Oh, man. I just realized that you, the faithful reader, are in store to be disappointed. You read the title I gave this essay, you’ve been paying attention all along, and now you’ve probably got some great ideas how this story could continue. “I’ll bet the keys fell out of his pocket while he was on the roof!” you might be thinking. Sure, that would make a great story. If I were less truthful, I’d go ahead and write it that way, and when the real people whom I’m calling “Palsy” and “Jimbo” read this story, they’d complain that that’s not how it actually happened, but I’d claim poetic license and tell them this is so much better. They’d shrug, or bitch, or whatever, and I’d either be smug or mildly guilty, depending on how other people’s reaction to this went.

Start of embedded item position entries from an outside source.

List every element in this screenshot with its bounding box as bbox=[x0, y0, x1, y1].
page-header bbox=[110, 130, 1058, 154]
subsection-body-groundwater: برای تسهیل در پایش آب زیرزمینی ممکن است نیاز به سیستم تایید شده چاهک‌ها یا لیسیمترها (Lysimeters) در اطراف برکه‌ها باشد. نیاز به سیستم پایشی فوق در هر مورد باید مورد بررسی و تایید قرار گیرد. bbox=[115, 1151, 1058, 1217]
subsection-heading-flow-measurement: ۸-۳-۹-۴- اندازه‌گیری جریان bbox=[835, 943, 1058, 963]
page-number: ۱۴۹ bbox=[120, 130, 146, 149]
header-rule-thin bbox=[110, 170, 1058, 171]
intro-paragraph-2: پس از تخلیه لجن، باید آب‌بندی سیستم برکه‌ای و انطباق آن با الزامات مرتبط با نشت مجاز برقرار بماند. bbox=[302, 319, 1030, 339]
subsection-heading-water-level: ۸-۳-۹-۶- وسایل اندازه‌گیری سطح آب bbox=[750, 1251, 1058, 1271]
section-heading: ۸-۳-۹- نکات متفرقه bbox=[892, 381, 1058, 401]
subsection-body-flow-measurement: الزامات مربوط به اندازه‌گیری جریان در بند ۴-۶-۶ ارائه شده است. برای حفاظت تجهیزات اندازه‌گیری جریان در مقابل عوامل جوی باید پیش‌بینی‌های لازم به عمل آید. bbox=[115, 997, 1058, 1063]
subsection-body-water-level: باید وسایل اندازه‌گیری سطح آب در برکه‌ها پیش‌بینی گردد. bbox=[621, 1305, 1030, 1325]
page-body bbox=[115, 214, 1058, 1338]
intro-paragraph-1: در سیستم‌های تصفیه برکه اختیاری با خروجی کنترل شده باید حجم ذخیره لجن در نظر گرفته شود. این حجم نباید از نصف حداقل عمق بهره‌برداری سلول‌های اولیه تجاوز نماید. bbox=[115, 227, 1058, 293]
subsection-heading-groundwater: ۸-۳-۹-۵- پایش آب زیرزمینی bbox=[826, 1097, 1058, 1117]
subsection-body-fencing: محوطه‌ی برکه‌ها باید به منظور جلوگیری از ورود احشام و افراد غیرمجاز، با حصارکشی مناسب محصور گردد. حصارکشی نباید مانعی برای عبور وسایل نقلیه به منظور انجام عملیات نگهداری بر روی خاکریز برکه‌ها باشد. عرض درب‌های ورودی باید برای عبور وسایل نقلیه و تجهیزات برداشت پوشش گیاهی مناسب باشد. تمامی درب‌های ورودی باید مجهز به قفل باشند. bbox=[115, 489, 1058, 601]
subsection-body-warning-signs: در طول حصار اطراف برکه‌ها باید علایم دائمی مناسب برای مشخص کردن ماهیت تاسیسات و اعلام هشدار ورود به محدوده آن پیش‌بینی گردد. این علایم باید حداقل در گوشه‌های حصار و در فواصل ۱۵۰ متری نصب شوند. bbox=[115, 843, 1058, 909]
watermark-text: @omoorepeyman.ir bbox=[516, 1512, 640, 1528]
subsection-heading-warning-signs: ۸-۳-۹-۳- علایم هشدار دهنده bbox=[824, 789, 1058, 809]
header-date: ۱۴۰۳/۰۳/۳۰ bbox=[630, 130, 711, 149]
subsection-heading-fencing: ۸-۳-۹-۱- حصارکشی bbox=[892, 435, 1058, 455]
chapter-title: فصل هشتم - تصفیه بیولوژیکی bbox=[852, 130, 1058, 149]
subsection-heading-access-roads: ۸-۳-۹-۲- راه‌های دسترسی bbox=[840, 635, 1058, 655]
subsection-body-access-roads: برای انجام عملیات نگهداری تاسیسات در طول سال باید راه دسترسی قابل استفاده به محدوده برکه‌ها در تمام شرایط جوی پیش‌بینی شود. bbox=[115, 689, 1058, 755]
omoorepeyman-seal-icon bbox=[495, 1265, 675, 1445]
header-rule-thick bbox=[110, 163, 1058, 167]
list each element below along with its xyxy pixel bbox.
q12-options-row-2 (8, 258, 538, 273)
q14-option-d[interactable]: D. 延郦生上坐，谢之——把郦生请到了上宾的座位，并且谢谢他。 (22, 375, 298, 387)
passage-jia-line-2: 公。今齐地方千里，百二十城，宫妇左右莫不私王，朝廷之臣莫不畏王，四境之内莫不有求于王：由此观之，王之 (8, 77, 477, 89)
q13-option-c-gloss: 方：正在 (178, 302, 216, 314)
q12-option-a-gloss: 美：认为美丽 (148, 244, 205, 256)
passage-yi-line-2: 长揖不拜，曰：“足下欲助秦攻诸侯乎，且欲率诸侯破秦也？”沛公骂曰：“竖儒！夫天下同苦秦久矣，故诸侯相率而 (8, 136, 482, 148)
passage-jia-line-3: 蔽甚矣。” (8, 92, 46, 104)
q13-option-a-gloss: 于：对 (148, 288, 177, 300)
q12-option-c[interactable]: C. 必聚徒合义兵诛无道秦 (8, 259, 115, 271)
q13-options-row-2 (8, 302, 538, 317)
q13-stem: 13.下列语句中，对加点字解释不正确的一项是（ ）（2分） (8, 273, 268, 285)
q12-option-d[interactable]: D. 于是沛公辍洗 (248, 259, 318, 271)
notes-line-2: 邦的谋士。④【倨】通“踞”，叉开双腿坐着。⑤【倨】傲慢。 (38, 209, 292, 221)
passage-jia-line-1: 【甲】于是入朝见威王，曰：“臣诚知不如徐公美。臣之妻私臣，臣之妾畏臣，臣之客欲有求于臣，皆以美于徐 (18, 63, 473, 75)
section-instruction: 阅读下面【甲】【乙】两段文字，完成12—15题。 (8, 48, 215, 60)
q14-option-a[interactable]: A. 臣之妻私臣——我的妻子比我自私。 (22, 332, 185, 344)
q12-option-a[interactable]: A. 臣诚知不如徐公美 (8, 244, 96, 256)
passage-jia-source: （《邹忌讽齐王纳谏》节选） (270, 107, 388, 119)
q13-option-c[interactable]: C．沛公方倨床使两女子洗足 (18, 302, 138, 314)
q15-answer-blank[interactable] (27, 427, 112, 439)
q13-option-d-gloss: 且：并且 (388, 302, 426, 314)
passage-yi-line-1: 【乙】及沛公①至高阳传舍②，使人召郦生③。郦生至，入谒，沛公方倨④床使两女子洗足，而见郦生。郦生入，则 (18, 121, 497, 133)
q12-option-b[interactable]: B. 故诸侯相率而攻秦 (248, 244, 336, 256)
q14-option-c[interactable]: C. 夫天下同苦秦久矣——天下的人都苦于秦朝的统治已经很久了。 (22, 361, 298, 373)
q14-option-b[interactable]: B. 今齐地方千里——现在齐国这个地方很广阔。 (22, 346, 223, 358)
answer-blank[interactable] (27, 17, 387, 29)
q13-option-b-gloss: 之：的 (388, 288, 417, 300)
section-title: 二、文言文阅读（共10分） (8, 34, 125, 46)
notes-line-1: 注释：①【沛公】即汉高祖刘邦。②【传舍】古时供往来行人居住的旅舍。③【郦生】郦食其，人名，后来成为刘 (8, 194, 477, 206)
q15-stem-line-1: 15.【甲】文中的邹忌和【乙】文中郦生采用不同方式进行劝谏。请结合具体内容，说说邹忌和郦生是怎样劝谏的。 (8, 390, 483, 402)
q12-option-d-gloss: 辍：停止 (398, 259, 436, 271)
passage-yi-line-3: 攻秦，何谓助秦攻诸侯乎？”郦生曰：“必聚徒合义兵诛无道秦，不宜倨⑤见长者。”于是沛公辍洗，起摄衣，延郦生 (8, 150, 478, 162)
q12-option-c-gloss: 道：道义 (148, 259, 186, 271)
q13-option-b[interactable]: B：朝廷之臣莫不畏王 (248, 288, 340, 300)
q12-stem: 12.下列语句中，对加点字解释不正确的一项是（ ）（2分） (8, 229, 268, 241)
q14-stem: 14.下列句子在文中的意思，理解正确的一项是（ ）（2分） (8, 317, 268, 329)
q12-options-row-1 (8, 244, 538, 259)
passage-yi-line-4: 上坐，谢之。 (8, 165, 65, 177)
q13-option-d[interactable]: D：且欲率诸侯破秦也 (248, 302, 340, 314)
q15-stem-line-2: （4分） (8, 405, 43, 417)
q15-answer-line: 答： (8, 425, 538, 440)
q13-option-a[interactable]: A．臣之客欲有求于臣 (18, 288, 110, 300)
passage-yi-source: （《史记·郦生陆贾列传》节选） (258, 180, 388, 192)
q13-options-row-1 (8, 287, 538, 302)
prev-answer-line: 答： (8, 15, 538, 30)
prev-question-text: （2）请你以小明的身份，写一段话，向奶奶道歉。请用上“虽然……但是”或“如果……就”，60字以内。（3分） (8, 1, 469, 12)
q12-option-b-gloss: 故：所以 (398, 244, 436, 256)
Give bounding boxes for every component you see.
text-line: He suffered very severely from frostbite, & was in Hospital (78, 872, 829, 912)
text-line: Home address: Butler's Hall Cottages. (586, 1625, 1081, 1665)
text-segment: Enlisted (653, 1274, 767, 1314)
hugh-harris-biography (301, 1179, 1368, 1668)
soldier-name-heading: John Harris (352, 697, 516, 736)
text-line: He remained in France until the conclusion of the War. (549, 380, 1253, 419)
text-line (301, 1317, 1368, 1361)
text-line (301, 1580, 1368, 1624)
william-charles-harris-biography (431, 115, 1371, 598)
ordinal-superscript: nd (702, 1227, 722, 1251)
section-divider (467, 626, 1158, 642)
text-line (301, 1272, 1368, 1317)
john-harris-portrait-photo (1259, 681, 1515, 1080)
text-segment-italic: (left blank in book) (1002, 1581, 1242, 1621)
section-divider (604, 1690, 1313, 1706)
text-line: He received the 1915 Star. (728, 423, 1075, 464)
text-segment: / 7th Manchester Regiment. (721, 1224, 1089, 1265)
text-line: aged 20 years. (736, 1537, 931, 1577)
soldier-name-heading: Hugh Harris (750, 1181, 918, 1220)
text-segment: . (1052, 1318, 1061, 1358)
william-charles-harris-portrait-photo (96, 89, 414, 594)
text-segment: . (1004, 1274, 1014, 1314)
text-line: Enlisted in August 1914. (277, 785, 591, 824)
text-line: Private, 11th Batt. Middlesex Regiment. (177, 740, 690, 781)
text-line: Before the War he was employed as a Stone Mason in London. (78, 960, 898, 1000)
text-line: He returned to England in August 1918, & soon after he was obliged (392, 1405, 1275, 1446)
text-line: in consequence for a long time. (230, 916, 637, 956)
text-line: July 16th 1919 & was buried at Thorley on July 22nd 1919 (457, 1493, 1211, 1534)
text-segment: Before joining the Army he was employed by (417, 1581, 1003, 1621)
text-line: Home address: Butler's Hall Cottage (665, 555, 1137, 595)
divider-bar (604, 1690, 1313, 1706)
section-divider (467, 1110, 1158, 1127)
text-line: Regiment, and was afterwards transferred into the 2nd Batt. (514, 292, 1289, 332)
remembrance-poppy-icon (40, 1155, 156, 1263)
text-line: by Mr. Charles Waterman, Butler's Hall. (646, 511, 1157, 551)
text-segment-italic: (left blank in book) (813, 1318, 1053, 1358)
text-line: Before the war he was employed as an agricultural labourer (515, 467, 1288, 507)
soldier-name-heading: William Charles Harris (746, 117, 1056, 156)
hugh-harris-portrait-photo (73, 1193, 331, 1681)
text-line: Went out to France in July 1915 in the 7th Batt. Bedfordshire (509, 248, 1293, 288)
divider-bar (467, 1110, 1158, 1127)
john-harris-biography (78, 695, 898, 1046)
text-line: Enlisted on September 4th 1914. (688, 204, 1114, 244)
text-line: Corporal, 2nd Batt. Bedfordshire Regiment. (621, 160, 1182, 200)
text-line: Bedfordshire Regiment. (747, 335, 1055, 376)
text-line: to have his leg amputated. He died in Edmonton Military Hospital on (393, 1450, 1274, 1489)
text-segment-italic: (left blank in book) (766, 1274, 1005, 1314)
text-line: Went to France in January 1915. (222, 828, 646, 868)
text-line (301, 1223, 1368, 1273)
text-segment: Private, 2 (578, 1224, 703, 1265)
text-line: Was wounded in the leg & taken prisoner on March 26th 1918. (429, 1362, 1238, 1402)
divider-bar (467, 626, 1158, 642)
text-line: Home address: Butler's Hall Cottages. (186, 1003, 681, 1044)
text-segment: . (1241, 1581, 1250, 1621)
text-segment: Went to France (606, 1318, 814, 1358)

Or you might be thinking that the keys were lost somewhere else, maybe in what I described as chaos, the artist’s space on the 2nd floor. That would be good, too, and there’d be a long sequence of me and my friends searching through all the discarded paint tubes and cast-off art projects, and eventually either find the yellow surfboard keychain or not. Yeah, that would be good, too.

It’s especially ironic since I’ve been having a string of incidents involving locks and keys. I mean, that’s the whole reason I called this the “Lock and Key Chronicles”, right? Locking myself out of my house, out of a rental car, stuff like that. So I wouldn’t be telling this story if it didn’t involve me losing my keys, right? Right?

Well, sorry. Wrong. As soon as I mentioned that I didn’t have my keys, Jimbo went “Oh!” reached into his pocket, and pulled them out. He’d had them ever since lunch, when he’d gotten the free upgrade to a large drink. “Boy it’s a good thing you ran into me, isn’t it?” he asked. “You would have been stuck.”

Yeah. Good thing. But I still am worried about what the universe is trying to tell me about not being able to keep track of my keys.

just a few minutes after that, his wife called him and he had to leave.

My lesson has apparently not yet been learned. I’m mentally bracing myself for the next lesson. Argh.